Remi e corde da scalata, addio all'alpinista Carlo

Giovedì 19 Settembre 2019
I FUNERALI
VILLAFRANCA PADOVANA Un addio commosso e partecipato quello che ieri pomeriggio a Taggì di Sotto ha accompagnato Carlo Gomiero, il giovane ingegnere amante della montagna, morto nella tragedia del Sass Maor, dove ha perso la vita anche l'amico infermiere di Monselice, Michele Chinello di 51 anni. È stato il giorno dell'ultimo saluto al trentenne di Villafranca Padovana, cuoco al rifugio Velo della Madonna, che ha visto la chiesa accogliere i molti amici che si sono stretti al dolore dei genitori, della fidanzata Anna e della sorella Arianna.
IN CHIESA
Il feretro di Carlo è arrivato in chiesa un po' prima dell'inizio della cerimonia funebre, ed è stato accompagnato all'interno da parenti e amici in attesa dell'inizio del rito funebre.

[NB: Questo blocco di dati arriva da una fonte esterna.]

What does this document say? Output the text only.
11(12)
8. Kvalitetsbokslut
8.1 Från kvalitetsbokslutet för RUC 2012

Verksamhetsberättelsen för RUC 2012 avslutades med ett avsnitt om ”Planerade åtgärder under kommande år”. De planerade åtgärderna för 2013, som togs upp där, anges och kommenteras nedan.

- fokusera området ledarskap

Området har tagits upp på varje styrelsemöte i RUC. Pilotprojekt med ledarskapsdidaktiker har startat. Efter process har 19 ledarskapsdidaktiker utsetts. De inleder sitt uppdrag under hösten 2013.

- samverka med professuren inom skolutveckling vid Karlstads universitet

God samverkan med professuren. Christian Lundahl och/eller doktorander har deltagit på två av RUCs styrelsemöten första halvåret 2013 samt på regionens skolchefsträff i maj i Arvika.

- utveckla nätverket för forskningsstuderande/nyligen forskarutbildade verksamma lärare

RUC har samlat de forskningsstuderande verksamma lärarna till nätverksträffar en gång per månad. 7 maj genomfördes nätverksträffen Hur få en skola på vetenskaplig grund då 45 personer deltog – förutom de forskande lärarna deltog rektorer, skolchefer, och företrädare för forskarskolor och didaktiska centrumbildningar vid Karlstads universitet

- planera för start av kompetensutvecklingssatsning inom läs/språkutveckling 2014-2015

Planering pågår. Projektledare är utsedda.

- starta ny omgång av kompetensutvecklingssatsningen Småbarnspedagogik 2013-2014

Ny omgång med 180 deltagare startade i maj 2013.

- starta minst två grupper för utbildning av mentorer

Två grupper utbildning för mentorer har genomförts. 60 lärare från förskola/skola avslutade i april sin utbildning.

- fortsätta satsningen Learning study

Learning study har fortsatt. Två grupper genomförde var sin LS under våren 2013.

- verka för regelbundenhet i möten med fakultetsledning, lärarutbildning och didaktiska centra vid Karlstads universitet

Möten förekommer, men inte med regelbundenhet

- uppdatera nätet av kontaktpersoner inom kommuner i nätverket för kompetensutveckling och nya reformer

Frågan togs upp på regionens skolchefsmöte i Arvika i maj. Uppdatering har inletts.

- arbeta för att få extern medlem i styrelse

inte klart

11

E in tanti hanno voluto prendere parte al funerale, colpiti dalla tragica scomparsa del giovane amico, e molti sono rimasti a seguire la celebrazione sul sagrato della chiesa. Appoggiata sul feretro la maglia della Canottieri di Padova, società nella quale Carlo ha militato tanti anni dedicandosi al canottaggio che l'ha portato ad indossare anche la maglia della Nazionale, con la quale ha conquistato il record italiano nella categoria ragazzi di canottaggio indoor. Uno sport che aveva praticato a lungo con grande passione e dedizione: ai piedi dell'altare gli amici della società sportiva di Padova hanno voluto ricordare l'amore del trentenne per lo sport sistemando tre remi vicino al feretro, quasi a volerlo accompagnare ancora vogando anche in questo suo ultimo viaggio. Accanto alla maglia della società sportiva, la tuta della Nazionale che Carlo indossava nelle gare.
L'OMELIA
Ad officiare la cerimonia funebre padre Alessandro Fortin, francescano conventuale della Basilica del Santo, e con lui don Paolo Pegoraro, parroco di Taggì, i sacerdoti di Villafranca e di Ronchi, e le corali di Resana ad accompagnare la liturgia. «Il Signore in questi giorni ha messo a dura prova tutti i nostri animi, al punto tale che fatichiamo a riconoscerla come vera questa realtà, piena di sgomento e di angoscia ha detto padre Alessandro nell'omelia - L'esperienza della morte sconvolge tutti, perché in modo crudo e duro dice la grande fragilità che abbiamo in noi. E una morte come quella di Carlo ancora di più ci sconvolge perché è repentina, improvvisa, prematura che cambia tanto l'esistenza di chi resta. Le parole di un salmo dicono che ognuno di noi è un mistero di fragilità e di debolezza, sostenuto è vero da sogni, progetti, speranze che lo spingono a guardare sempre avanti in una voglia inarrestabile di futuro». E Carlo era proprio così: «Una fucina creativa di futuro ha detto ancora il sacerdote - Progetti che si lasciavano modificare da ogni evento per apprezzare sempre di più la vita, gustare l'avvenire e riconoscere e conoscere sempre di più la bellezza più piena. Così Carlo passava dallo sport che fa gustare la risposta del corpo messo alla prova, alla mente dell'ingegnere che trova nuove soluzioni ai quotidiani problemi per arrivare alla gratificazione nel cucinare il cibo per gli ospiti del rifugio e terminare la giornata ai piedi di una montagna, illuminata da un tramonto». «Ma ora qui, accanto al nostro Carlo così sembra la fine di tutto ha concluso ma la parole di Dio ci assicura che questo è solo ciò che appare, ci vuole fede, ma la realtà è diversa».
LA PARTECIPAZIONE
All'uscita dalla chiesa il saluto commosso, che ha visto fra i partecipanti anche gli amici del Cai, del Soccorso alpino e dell'Anmil Sport Italia, fondazione che consente l'attività sportiva alle persone disabili legata ad Alex Zanardi.